Es dauert übrigens nicht mehr lange, bis ich mit dir und Franzi bei nem Glas Wein auf dem Balkon sitze. Und ick freu ma drauf!
2001? Das Jahr war die oberste Eskalationsstufe meines Arbeitnehmerfrustes. Ich hab an wenige Jahre so viele detaillierte Erinnerungen an mega-ätzende Situationen wie an 2001. Ein Frustpunkt nach dem anderen mit Chefe. Und so fiel in der zweiten Jahreshälfte von 2001 im Grunde die Entscheidung, dass ich kündige. Der Rest bis zum schriftlichen Schritt im nächsten Frühjahr war nur noch eine Frage des Nachdenkens über den Weg.

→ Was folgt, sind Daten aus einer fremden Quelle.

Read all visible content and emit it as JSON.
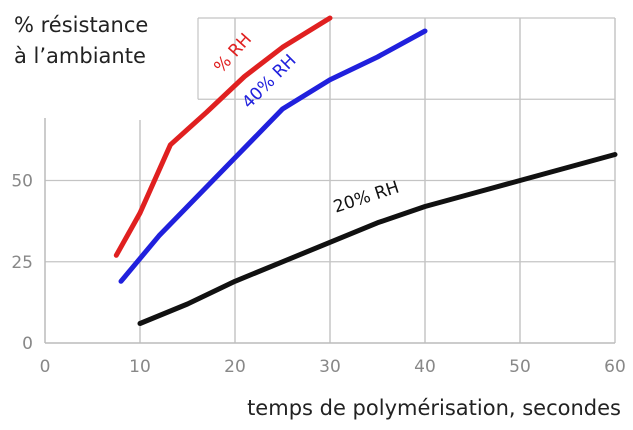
{
  "chart_data": {
    "type": "line",
    "ylabel_lines": [
      "% résistance",
      "à l’ambiante"
    ],
    "xlabel": "temps de polymérisation, secondes",
    "xlim": [
      0,
      60
    ],
    "ylim": [
      0,
      100
    ],
    "x_ticks": [
      "0",
      "10",
      "20",
      "30",
      "40",
      "50",
      "60"
    ],
    "y_ticks": [
      "0",
      "25",
      "50"
    ],
    "grid": true,
    "series": [
      {
        "name": "% RH",
        "color": "#e02020",
        "points": [
          [
            7.5,
            27
          ],
          [
            10,
            40
          ],
          [
            13.2,
            61
          ],
          [
            17,
            71
          ],
          [
            21,
            82
          ],
          [
            25,
            91
          ],
          [
            30,
            100
          ]
        ]
      },
      {
        "name": "40% RH",
        "color": "#2020dd",
        "points": [
          [
            8,
            19
          ],
          [
            12,
            33
          ],
          [
            16,
            45
          ],
          [
            20,
            57
          ],
          [
            25,
            72
          ],
          [
            30,
            81
          ],
          [
            35,
            88
          ],
          [
            40,
            96
          ]
        ]
      },
      {
        "name": "20% RH",
        "color": "#111111",
        "points": [
          [
            10,
            6
          ],
          [
            15,
            12
          ],
          [
            20,
            19
          ],
          [
            25,
            25
          ],
          [
            30,
            31
          ],
          [
            35,
            37
          ],
          [
            40,
            42
          ],
          [
            45,
            46
          ],
          [
            50,
            50
          ],
          [
            55,
            54
          ],
          [
            60,
            58
          ]
        ]
      }
    ]
  }
}
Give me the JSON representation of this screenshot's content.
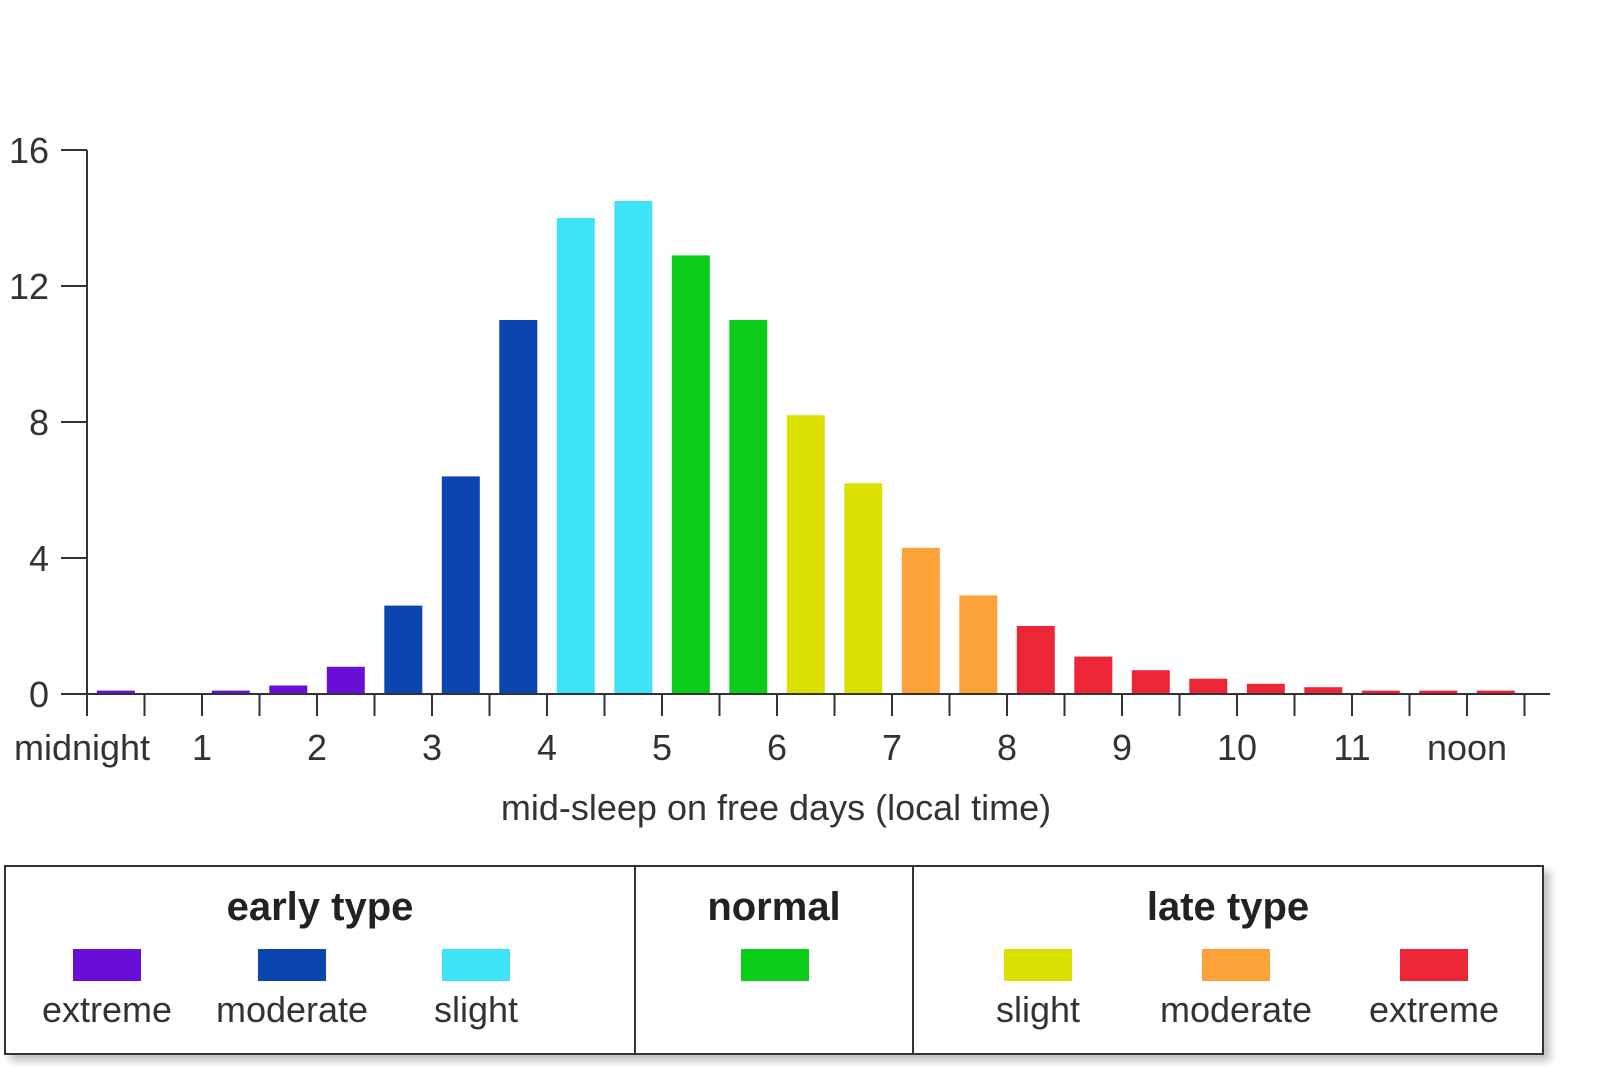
{
  "chart_data": {
    "type": "bar",
    "xlabel": "mid-sleep on free days (local time)",
    "ylabel": "",
    "ylim": [
      0,
      16
    ],
    "yticks": [
      0,
      4,
      8,
      12,
      16
    ],
    "xlim": [
      0,
      12.5
    ],
    "xtick_labels": [
      "midnight",
      "1",
      "2",
      "3",
      "4",
      "5",
      "6",
      "7",
      "8",
      "9",
      "10",
      "11",
      "noon"
    ],
    "bin_width_hours": 0.5,
    "bars": [
      {
        "start": 0.0,
        "value": 0.1,
        "category": "early-extreme"
      },
      {
        "start": 0.5,
        "value": 0.0,
        "category": "early-extreme"
      },
      {
        "start": 1.0,
        "value": 0.1,
        "category": "early-extreme"
      },
      {
        "start": 1.5,
        "value": 0.25,
        "category": "early-extreme"
      },
      {
        "start": 2.0,
        "value": 0.8,
        "category": "early-extreme"
      },
      {
        "start": 2.5,
        "value": 2.6,
        "category": "early-moderate"
      },
      {
        "start": 3.0,
        "value": 6.4,
        "category": "early-moderate"
      },
      {
        "start": 3.5,
        "value": 11.0,
        "category": "early-moderate"
      },
      {
        "start": 4.0,
        "value": 14.0,
        "category": "early-slight"
      },
      {
        "start": 4.5,
        "value": 14.5,
        "category": "early-slight"
      },
      {
        "start": 5.0,
        "value": 12.9,
        "category": "normal"
      },
      {
        "start": 5.5,
        "value": 11.0,
        "category": "normal"
      },
      {
        "start": 6.0,
        "value": 8.2,
        "category": "late-slight"
      },
      {
        "start": 6.5,
        "value": 6.2,
        "category": "late-slight"
      },
      {
        "start": 7.0,
        "value": 4.3,
        "category": "late-moderate"
      },
      {
        "start": 7.5,
        "value": 2.9,
        "category": "late-moderate"
      },
      {
        "start": 8.0,
        "value": 2.0,
        "category": "late-extreme"
      },
      {
        "start": 8.5,
        "value": 1.1,
        "category": "late-extreme"
      },
      {
        "start": 9.0,
        "value": 0.7,
        "category": "late-extreme"
      },
      {
        "start": 9.5,
        "value": 0.45,
        "category": "late-extreme"
      },
      {
        "start": 10.0,
        "value": 0.3,
        "category": "late-extreme"
      },
      {
        "start": 10.5,
        "value": 0.2,
        "category": "late-extreme"
      },
      {
        "start": 11.0,
        "value": 0.1,
        "category": "late-extreme"
      },
      {
        "start": 11.5,
        "value": 0.1,
        "category": "late-extreme"
      },
      {
        "start": 12.0,
        "value": 0.1,
        "category": "late-extreme"
      }
    ],
    "grid": false,
    "legend_placement": "bottom"
  },
  "colors": {
    "early-extreme": "#6a0fd8",
    "early-moderate": "#0a45b0",
    "early-slight": "#3fe3f7",
    "normal": "#0ccc1a",
    "late-slight": "#dbe000",
    "late-moderate": "#fba238",
    "late-extreme": "#ed2637"
  },
  "legend": {
    "early": {
      "title": "early type",
      "items": [
        {
          "label": "extreme",
          "color_key": "early-extreme"
        },
        {
          "label": "moderate",
          "color_key": "early-moderate"
        },
        {
          "label": "slight",
          "color_key": "early-slight"
        }
      ]
    },
    "normal": {
      "title": "normal",
      "items": [
        {
          "label": "",
          "color_key": "normal"
        }
      ]
    },
    "late": {
      "title": "late type",
      "items": [
        {
          "label": "slight",
          "color_key": "late-slight"
        },
        {
          "label": "moderate",
          "color_key": "late-moderate"
        },
        {
          "label": "extreme",
          "color_key": "late-extreme"
        }
      ]
    }
  }
}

Murakami … ich will ständig Murikami schreiben … kannte ich vorher überhaupt nicht. Kannst Du ein Buch besonders empfehlen (?) … der Herbst wird kommen und wenn ich nach draußen gucken, dann übt die Natur schonmal.
Balkon? He … ja … gerne … dann schicke mal die Datümserte über den Äther, wenn Du genaueres weißt.
Ich habe mit “Kafka am Strand” begonnen und mich dann durch so ziemlich alles durchgelesen. “Naokos Lächeln” ist erst vor kurzem verfilmt worden, hab ich allerdings noch nicht gesehen. Grad bei Wiki gelesen, dass Murakami als Nobelpreisträger gehandelt wird.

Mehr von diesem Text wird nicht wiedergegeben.